Southern Nevada electricity rates to climb estimated 10% for residents, roughly half what NV Energy sought; Public Utilities Commission cites 3% drop in fuel prices as reason for lower increase
December 23, 2011
– Residents in southern Nevada will pay higher rates for electricity beginning Jan. 1 under an order issued by the state Public Utilities Commission authorizing NV Energy to raise its rates.
The increase on an average single family home in Las Vegas will be an estimated 10 percent, roughly half of what the utility had sought, The Las Vegas Sun reported.
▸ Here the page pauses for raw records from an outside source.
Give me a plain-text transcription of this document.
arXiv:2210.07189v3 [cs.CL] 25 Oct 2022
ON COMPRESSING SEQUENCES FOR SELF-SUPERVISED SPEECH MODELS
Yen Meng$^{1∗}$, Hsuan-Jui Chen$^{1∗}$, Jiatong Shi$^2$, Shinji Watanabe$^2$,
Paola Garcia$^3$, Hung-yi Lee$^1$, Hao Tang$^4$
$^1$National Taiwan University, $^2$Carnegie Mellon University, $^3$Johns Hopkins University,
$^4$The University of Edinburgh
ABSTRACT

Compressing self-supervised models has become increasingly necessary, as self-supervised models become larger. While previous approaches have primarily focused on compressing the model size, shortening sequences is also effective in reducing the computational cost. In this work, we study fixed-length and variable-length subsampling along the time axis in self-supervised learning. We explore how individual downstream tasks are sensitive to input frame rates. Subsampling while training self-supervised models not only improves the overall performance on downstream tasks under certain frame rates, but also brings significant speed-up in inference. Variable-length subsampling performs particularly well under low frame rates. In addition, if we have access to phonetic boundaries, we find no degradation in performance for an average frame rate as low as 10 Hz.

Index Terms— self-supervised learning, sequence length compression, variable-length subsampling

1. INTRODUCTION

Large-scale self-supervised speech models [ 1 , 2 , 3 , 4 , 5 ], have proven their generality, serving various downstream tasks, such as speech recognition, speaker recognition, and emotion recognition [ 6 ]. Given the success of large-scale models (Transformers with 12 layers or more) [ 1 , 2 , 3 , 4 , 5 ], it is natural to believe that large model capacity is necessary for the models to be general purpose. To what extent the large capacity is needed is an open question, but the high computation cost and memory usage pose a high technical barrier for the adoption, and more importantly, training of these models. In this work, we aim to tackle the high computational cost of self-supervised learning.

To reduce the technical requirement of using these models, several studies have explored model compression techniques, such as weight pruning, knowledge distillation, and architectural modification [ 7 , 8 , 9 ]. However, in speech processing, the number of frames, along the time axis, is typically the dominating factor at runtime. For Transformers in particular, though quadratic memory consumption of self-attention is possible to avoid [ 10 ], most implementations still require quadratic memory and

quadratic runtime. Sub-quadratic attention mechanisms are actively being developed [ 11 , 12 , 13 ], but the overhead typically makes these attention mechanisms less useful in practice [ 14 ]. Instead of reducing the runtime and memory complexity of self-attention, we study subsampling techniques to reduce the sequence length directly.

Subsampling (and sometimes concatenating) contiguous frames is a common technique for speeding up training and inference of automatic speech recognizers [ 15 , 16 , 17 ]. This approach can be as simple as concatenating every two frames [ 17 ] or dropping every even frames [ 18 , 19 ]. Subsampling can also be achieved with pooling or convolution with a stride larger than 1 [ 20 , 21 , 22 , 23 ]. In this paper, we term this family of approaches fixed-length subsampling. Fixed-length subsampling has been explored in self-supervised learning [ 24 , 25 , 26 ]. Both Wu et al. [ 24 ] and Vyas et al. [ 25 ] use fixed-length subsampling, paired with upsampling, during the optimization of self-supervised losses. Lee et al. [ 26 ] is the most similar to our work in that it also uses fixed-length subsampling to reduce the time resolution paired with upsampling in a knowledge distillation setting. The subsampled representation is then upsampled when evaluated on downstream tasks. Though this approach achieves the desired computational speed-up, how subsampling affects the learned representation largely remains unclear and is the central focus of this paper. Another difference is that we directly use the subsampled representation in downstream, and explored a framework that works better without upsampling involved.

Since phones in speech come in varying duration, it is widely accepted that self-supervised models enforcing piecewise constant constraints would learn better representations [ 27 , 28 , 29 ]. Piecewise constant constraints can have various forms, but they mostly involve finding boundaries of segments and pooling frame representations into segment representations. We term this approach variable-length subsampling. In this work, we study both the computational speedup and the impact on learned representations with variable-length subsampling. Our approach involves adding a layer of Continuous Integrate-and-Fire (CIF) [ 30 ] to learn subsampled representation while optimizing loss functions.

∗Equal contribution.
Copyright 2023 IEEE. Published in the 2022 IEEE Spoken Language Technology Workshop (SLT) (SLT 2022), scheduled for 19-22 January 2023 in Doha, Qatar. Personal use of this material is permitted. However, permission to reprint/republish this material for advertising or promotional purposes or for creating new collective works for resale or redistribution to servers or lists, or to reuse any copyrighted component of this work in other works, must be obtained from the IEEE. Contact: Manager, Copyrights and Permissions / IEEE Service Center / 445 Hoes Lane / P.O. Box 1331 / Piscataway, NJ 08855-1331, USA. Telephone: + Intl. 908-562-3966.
The rate increase for commercial customers will be 7 percent or less because commercial customers have been subsidizing residential customers. The goal of the company and the commission is to eliminate those subsidies.
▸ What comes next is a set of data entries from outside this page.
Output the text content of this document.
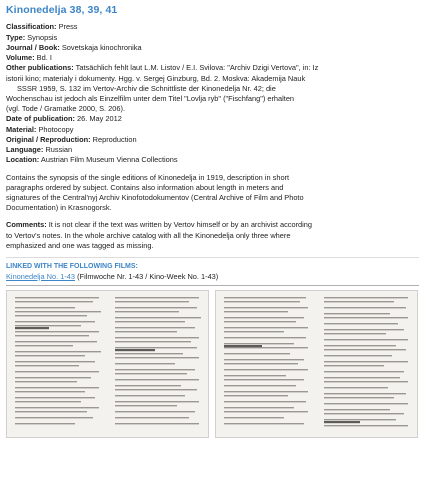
Kinonedelja 38, 39, 41
Classification: Press
Type: Synopsis
Journal / Book: Sovetskaja kinochronika
Volume: Bd. I
Other publications: Tatsächlich fehlt laut L.M. Listov / E.I. Svilova: "Archiv Dzigi Vertova", in: Iz
istorii kino; materialy i dokumenty. Hgg. v. Sergej Ginzburg, Bd. 2. Moskva: Akademija Nauk
SSSR 1959, S. 132 im Vertov-Archiv die Schnittliste der Kinonedelja Nr. 42; die
Wochenschau ist jedoch als Einzelfilm unter dem Titel "Lovlja ryb" ("Fischfang") erhalten
(vgl. Tode / Gramatke 2000, S. 206).
Date of publication: 26. May 2012
Material: Photocopy
Original / Reproduction: Reproduction
Language: Russian
Location: Austrian Film Museum Vienna Collections
Contains the synopsis of the single editions of Kinonedelja in 1919, description in short
paragraphs ordered by subject. Contains also information about length in meters and
signatures of the Central'nyj Archiv Kinofotodokumentov (Central Archive of Film and Photo
Documentation) in Krasnogorsk.
Comments: It is not clear if the text was written by Vertov himself or by an archivist according
to Vertov's notes. In the whole archive catalog with all the Kinonedelja only three where
emphasized and one was tagged as missing.
LINKED WITH THE FOLLOWING FILMS:
Kinonedelja No. 1-43 (Filmwoche Nr. 1-43 / Kino-Week No. 1-43)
The commission's ruling Wednesday said the utility's fuel costs have declined about 3 percent, and those savings will be passed on to customers, lowering the overall increase.
The increase doesn't affect electric or natural gas customers in Reno-Sparks and other areas of northern Nevada, NV Energy spokesman Karl Walquist said Thursday. The utility serves most of the state, but he said northern and southern Nevada follow different rate schedules.
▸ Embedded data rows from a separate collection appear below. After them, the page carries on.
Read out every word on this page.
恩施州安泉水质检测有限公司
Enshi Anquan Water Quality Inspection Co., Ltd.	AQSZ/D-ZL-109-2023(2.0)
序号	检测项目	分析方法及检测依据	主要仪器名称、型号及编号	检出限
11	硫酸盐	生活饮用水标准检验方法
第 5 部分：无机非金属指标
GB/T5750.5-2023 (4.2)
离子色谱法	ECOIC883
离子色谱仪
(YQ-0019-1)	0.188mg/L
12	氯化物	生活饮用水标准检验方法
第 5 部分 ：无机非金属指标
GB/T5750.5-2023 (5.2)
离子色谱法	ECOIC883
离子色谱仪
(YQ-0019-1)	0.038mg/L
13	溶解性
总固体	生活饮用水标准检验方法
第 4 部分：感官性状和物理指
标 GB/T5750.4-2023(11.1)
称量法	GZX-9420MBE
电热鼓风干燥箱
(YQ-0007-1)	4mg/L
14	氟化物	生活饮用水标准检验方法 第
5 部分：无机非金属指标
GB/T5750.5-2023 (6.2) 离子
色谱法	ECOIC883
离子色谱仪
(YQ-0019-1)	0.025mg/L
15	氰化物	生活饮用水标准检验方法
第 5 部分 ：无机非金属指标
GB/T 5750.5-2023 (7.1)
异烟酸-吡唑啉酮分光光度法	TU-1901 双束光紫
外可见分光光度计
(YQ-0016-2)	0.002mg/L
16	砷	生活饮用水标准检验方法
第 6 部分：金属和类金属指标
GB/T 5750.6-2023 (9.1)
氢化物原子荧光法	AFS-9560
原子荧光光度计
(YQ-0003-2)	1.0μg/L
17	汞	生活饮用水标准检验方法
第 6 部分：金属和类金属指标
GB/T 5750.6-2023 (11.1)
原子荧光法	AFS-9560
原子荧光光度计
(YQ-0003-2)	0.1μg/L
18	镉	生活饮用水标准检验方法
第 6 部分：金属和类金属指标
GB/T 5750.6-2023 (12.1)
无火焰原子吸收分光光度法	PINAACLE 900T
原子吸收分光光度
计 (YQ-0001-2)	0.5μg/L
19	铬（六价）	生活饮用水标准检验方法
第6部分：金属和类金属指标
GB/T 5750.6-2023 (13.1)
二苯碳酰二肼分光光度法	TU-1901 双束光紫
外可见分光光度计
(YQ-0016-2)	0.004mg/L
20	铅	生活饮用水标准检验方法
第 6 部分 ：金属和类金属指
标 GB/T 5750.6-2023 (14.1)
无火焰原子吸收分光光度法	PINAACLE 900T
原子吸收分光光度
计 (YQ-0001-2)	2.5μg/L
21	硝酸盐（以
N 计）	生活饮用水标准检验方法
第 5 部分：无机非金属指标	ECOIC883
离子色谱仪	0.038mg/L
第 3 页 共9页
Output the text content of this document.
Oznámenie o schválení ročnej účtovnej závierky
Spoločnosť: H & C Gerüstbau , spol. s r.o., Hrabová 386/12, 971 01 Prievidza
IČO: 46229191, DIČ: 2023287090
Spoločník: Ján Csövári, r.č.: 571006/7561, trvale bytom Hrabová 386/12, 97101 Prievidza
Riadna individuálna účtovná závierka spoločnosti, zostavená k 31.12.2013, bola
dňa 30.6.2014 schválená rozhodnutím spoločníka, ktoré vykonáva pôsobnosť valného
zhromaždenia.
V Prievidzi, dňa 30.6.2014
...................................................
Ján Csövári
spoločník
Commissioners also decided ratepayers won't pick up 4 percent of the utility's costs for employee salaries. That could translate to a 4 percent reduction in employee pay, but a PUC spokesman said the utility's board of directors can decide what to do, the newspaper reported.
The commission also set the company's rate of return at 10 percent, down from the 10.25 percent. The company asked for an 11.25 percent rate of return.
While approving increased rates, the commission had harsh words about the utility's service to customers.
In the decision written by Commissioner Rebecca Wagner, the commission said the average wait for NV Energy to answer customers' telephone calls has declined from 2 minutes, 33 seconds, in 2008 to 4 minutes, 40 seconds, in 2010.
NV Energy held 20 positions open in its call center, about 15 percent of the staff. The company had planned to transfer some meter readers into call center positions but that has not happened.
The utility said its meter reader numbers will be reduced by 95 with the installation of digital meters.